No podía permitir que Rohoeven volviese a poner la orden sobre el circo. Tenía que salir de La Belle de Mai y esa era la oportunidad. Además era obvio que el Doctor Moore planeaba deshacerse del cuerpo de Manuel, y ahora que el detective lo había descubierto, podría significar muchos más inconvenientes, así que dejé el bastón en el suelo, cuidadosamente levanté el enorme bloque de concreto y lo dejé caer sobre la cabeza del distraído Rohoeven quien seguía escuchando el latir del corazón de Manuel. La cabeza del detective se había reventado al igual que el pecho de Manuel, la sangre y las vísceras habían volado en todas las direcciones y la expresión de Moore lo decía todo: Era increíble.

Como si fuera un reflejo, ambos nos quitamos la ropa ensangrentada, utilizamos el interior de ésta para limpiarnos y envolvimos los restos de los dos cadáveres, luego utilizamos la soga para atarlos y los llevamos al borde del acantilado sobre el que golpeaban las olas con decisión, atamos el otro extremo de la soga al bloque de concreto y los empujamos. Los cuerpos se perdieron de inmediato en el mar y la marea lavó con rápidamente el rastro de sangre que soltaban los cuerpos.

“Tommy y su hermana están con Luzhin. Confían que yo estoy tratando de salvar la vida de Manuel, pero evidentemente no iba a tener éxito. Tanto tú como yo sabemos que esto es por el futuro del circo… por nuestro futuro, y aquí, en La Belle de Mai no hay futuro.

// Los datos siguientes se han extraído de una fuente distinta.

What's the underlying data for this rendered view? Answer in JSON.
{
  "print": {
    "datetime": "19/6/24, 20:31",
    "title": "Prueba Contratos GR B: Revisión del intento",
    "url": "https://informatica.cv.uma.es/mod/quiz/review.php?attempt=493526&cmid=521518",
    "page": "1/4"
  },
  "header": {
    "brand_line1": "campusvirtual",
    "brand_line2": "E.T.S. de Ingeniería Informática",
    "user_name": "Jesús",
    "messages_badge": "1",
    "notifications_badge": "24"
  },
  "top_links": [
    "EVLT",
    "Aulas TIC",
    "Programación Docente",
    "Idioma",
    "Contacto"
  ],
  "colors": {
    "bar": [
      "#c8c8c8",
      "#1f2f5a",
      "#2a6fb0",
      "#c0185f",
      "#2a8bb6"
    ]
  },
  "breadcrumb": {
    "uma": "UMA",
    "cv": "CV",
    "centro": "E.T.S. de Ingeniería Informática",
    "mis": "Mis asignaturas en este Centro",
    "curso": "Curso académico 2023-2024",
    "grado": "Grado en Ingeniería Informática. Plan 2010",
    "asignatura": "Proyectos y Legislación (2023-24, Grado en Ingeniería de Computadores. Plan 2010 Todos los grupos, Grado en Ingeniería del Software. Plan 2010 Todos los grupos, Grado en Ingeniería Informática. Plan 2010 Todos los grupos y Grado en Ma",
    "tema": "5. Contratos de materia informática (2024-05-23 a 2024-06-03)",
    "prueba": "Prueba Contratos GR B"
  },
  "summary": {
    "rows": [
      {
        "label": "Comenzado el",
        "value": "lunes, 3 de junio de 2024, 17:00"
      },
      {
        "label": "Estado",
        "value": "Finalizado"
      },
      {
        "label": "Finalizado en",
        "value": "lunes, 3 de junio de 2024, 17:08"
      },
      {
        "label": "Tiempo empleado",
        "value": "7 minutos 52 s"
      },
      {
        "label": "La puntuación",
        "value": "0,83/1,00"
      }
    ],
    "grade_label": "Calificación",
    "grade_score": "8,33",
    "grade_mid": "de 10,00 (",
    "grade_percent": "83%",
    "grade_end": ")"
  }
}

Vamos a cambiarnos y luego hablaremos con todos… tenemos que planear bien nuestra coartada”.

Las palabras del Doctor Moore se agolpaban con torpeza en su boca, se veía más humano, cansado. Carraspeó y me miró de soslayo.

“Creo que con lo que sucedió podrás entender lo que tuvimos que hacer con Amelia…

Ve y prepara tus cosas, Theo. Tenemos que salir de aquí”.